May We Have The Envelope Please...

The doctor I saw today for a second opinion had one of the following statements to say:
a) "Oh sorry, the dog ate my opinion on the way to work this morning."
b) "Ernie Deo-who-a-what-what? You're not on my list to see."
c) "Take two aspirin and call me in the morning."
d) None of the above. He didn't give an opinion.

Correct answer: d) None of the above. He didn't give an opinion.

What?! You drove all the way up to Bal'mer and the doctor didn't give an answer? You got ripped, jipped, and a bunch of lip. But this is what really took place today...

My tumor is so rare that he felt his opinion solely was too narrow to bear any weight, so he's taking my case and presenting it to the entire neurology board Monday morning. At the presentation, there will be a pathologist and chemotherapist attending so they can also give feedback. Together they will reach an opinion Monday and as soon as the meeting is adjourned, he will let me know their answer.

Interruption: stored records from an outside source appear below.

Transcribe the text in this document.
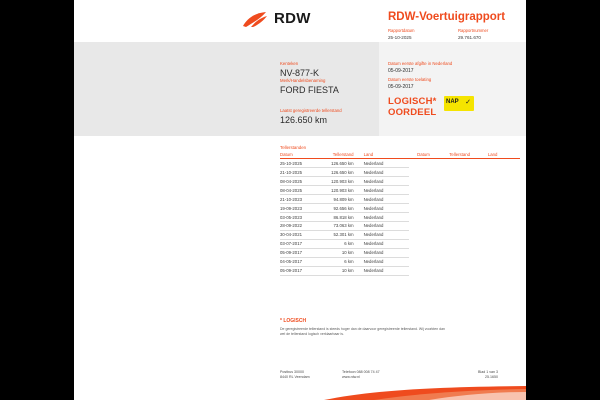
RDW	RDW-Voertuigrapport
Rapportdatum
25-10-2025
Rapportnummer
29.761.670
Kenteken
NV-877-K
Merk/Handelsbenaming
FORD FIESTA
Laatst geregistreerde tellerstand
126.650 km
Datum eerste afgifte in Nederland
05-09-2017
Datum eerste toelating
05-09-2017
LOGISCH*
OORDEEL
NAP ✓
Tellerstanden
Datum	Tellerstand	Land		Datum	Tellerstand	Land
25-10-2025	126.650 km	Nederland				
21-10-2025	126.650 km	Nederland				
08-04-2025	120.903 km	Nederland				
08-04-2025	120.903 km	Nederland				
21-10-2023	94.809 km	Nederland				
19-09-2023	92.656 km	Nederland				
03-05-2023	86.818 km	Nederland				
28-09-2022	73.063 km	Nederland				
30-04-2021	52.301 km	Nederland				
03-07-2017	6 km	Nederland				
05-09-2017	10 km	Nederland				
04-05-2017	6 km	Nederland				
05-09-2017	10 km	Nederland				
* LOGISCH
De geregistreerde tellerstand is steeds hoger dan de daarvoor geregistreerde tellerstand. Wij voorkten dan wel de tellerstand logisch verklaarbaar is.
Postbus 30000
8440 RL Veendam
Telefoon 088 008 74 47
www.rdw.nl
Blad 1 van 3
25.1650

Yeah, it seemed strange that they didn't call me to just move the appointment to Monday, but he needed to test my motor skills and get my present overall being for the presentation on Monday. I checked out fine. Now I'm just a ball of nerves, extremely frustrated, and a little depressed being Ernie.

Tuesday, April 04, 2006

And A Cherry On Top!

Ah, it's so great to be me. A malignant brain tumor, a year of chemo on the way, living at home with a smothering mother, and now a car accident.

I'm up in D.C. right now to see a doctor in Baltimore. I'm going to him for a second opinion about my doctor's decision to have gamma knife radiation done twice and chemotherapy to immediately start afterwards. This doctor is supposedly very good and extremely popular in the brain tumor scene.

Today, a car ahead of me decided to make a left turn from the far right lane. As he crossed my lane, I hit him with my parents' minivan I borrowed for my trip. Fortunately, the car behind me was a cop and saw the whole thing take place. Mr. Policeman-as-my-witness put the fault on the idiot, so his insurance will have to pay for the damage and car rental while my parents' van is in the shop.

I know it could have been worse. Someone could have been hurt. It could have been my fault. The car could have been undriveable, or worse, totalled. But still, I think this will only make my parents even more controlling.

Sunday, April 02, 2006

"Must See Thursdays On NBC"

They call it that because you must see a lot of commercials if you want to watch the sitcoms.

The Thursday night line-up on NBC is 'Scrubs' (not true), 'My Name Is Earl', and 'The Office'. According to an article found in Entertainment Weekly, this hour and a half block of programming is actually only 66 minutes of programming time, leaving the reader to sit through 24 minutes of commercials. That's enough time for another episode!